EXCLUSIVE- With interest rates likely to be left on hold this week, don’t expect a pickup in capex spending this year. The central bank’s 100 bps cut in February was a step in the right direction, but was nowhere near enough to spur capex spending by a business community stuck in a high interest rate environment since late 2016. The business community (pdf) and 12 top analysts in our recent rate poll (pdf) all see the CBE as unlikely to resume cutting before the end of the year.

Still too soon to see a capex lending uptick: “It is still too early; for business borrowing to pick up we need at least a 1% or 2% cut so we can start to see this happen,”said Allen Sandeep, head of research at Naeem Brokerage. “And when it happens, it will be gradual because there are other factors for businesses to consider, like the coming elevation of fuel subsidies, which will impact demand that is already slow. I expect business activity to be slow-growing until the end of 2019.”

It will take significant cuts to encourage a sustained capex lending cycle: “We believe it won’t be before further meaningful cuts in interest rates for lending activity to show significant growth again,” said Monsef Morsy, co-head of research at CI Capital. “This would give the market an indication that we have passed the current bottleneck period and that we have a direction and continuation, and thus erase concerns over volatility,” Morsy said.

Utilization levels across the board need to rise as well: “We don’t expect capex lending to significantly rise this year, but what we would see is a pick-up in working capital lending,” Morsy added. Many plants aren’t at 100% utilization and won’t think about expansion until they get closer, he said. “However, we can see maintenance capex lending because a lot of companies have been underspending on capex since 2011,”

So is it right to leave rates on hold in anticipation of an inflationary bump?
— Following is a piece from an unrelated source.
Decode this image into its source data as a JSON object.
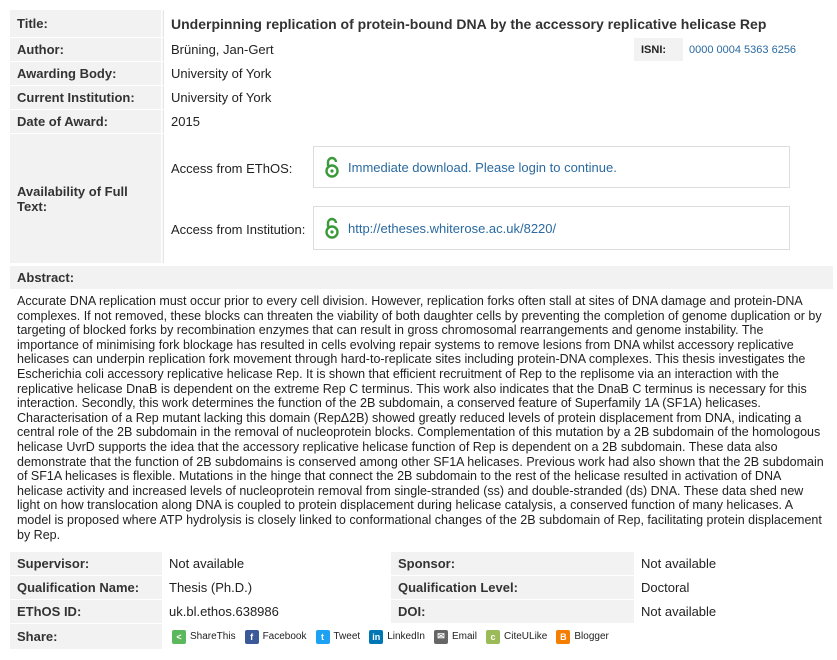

No, says Sandeep. “Egypt still has a big trade deficit because imports are high and there is little import substitution. Business needs to pick up to fill in this gap, but the high interest rates and opportunity cost for foreign and local investors is still a barrier and that’s why non-oil FDI is still low. Cutting interest rates will encourage more investment, which will help bridge this gap,” Sandeep said. “The government’s reforms have built a good base for businesses; now easing the monetary cycle is the awaited step to conclude this reform program. It is a gradual process that takes time.”